I’ve really beaten myself up this last year because I lost all the progress I made in 2018. The scales stopped going down, then eventually they went up. I was unwell for a large portion of the year, only finally getting a diagnosis recently of Asthma and Hypothyroidism. A lot of my time was spent feeling angry at myself for not being able to get off the sofa, when in fact I wasn’t giving pause to consider why that was.

So am I going to be starting a new diet or fitness regime? Is that what I’m really trying to say, and all of this is just waffle? Well, in a way…

I’ve lost where I was a year ago in my fitness levels, there is no denying that. I was happy then with where I was, what I could do physically and I’m keen to get back there. I also want my clothes to fit me again as I’ve gone up a dress size and I can’t afford a new wardrobe!

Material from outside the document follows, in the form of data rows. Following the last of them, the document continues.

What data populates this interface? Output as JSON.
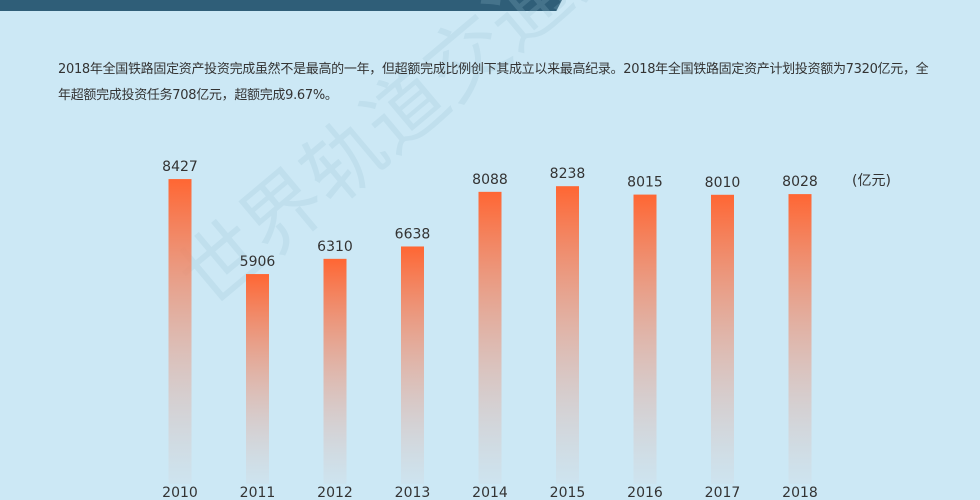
{
  "description": "2018年全国铁路固定资产投资完成虽然不是最高的一年，但超额完成比例创下其成立以来最高纪录。2018年全国铁路固定资产计划投资额为7320亿元，全年超额完成投资任务708亿元，超额完成9.67%。",
  "watermark": "世界轨道交通资讯网",
  "colors": {
    "background": "#cce8f5",
    "banner": "#2f5e78",
    "bar_top": "#ff6633",
    "bar_bottom": "#cfdde6"
  },
  "chart_data": {
    "type": "bar",
    "categories": [
      "2010",
      "2011",
      "2012",
      "2013",
      "2014",
      "2015",
      "2016",
      "2017",
      "2018"
    ],
    "values": [
      8427,
      5906,
      6310,
      6638,
      8088,
      8238,
      8015,
      8010,
      8028
    ],
    "unit": "(亿元)",
    "grid": false,
    "data_labels": true
  }
}
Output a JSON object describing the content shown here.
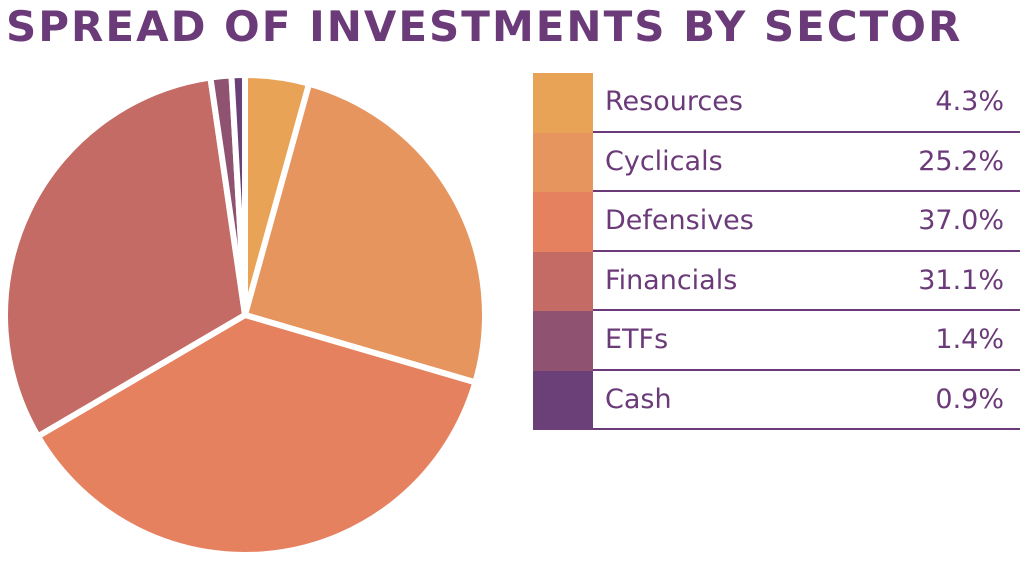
{
  "chart_data": {
    "type": "pie",
    "title": "SPREAD OF INVESTMENTS BY SECTOR",
    "legend_position": "right",
    "slices": [
      {
        "label": "Resources",
        "value": 4.3,
        "display": "4.3%",
        "color": "#E9A356"
      },
      {
        "label": "Cyclicals",
        "value": 25.2,
        "display": "25.2%",
        "color": "#E7955F"
      },
      {
        "label": "Defensives",
        "value": 37.0,
        "display": "37.0%",
        "color": "#E5815F"
      },
      {
        "label": "Financials",
        "value": 31.1,
        "display": "31.1%",
        "color": "#C46B66"
      },
      {
        "label": "ETFs",
        "value": 1.4,
        "display": "1.4%",
        "color": "#8F5270"
      },
      {
        "label": "Cash",
        "value": 0.9,
        "display": "0.9%",
        "color": "#6B3F78"
      }
    ]
  }
}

What I DON’T want to do is be obsessing about how many pounds up or down I am. So, I’m removing unhealthy accounts from my social media (meaning those obsessed with weigh ins and counting) and I’m concentrating on eating well and doing exercise, when I can. I’m not going to beat myself for not feeling well enough to do something. I’m not going to focus the scales, but how I feel. And, sometimes buying a nice dress or eating a piece of cake might be what I need.

Sometimes a big salad or a HIIT session at the gym might do it. Sometimes I might need to go to bed for two days. But overall it’s all about me feeling better in myself, and exactly how I achieve that doesn’t really matter. As long as I treat myself with love and patience.

That is my new year’s fitness resolution: finding comfort and peace in my own skin.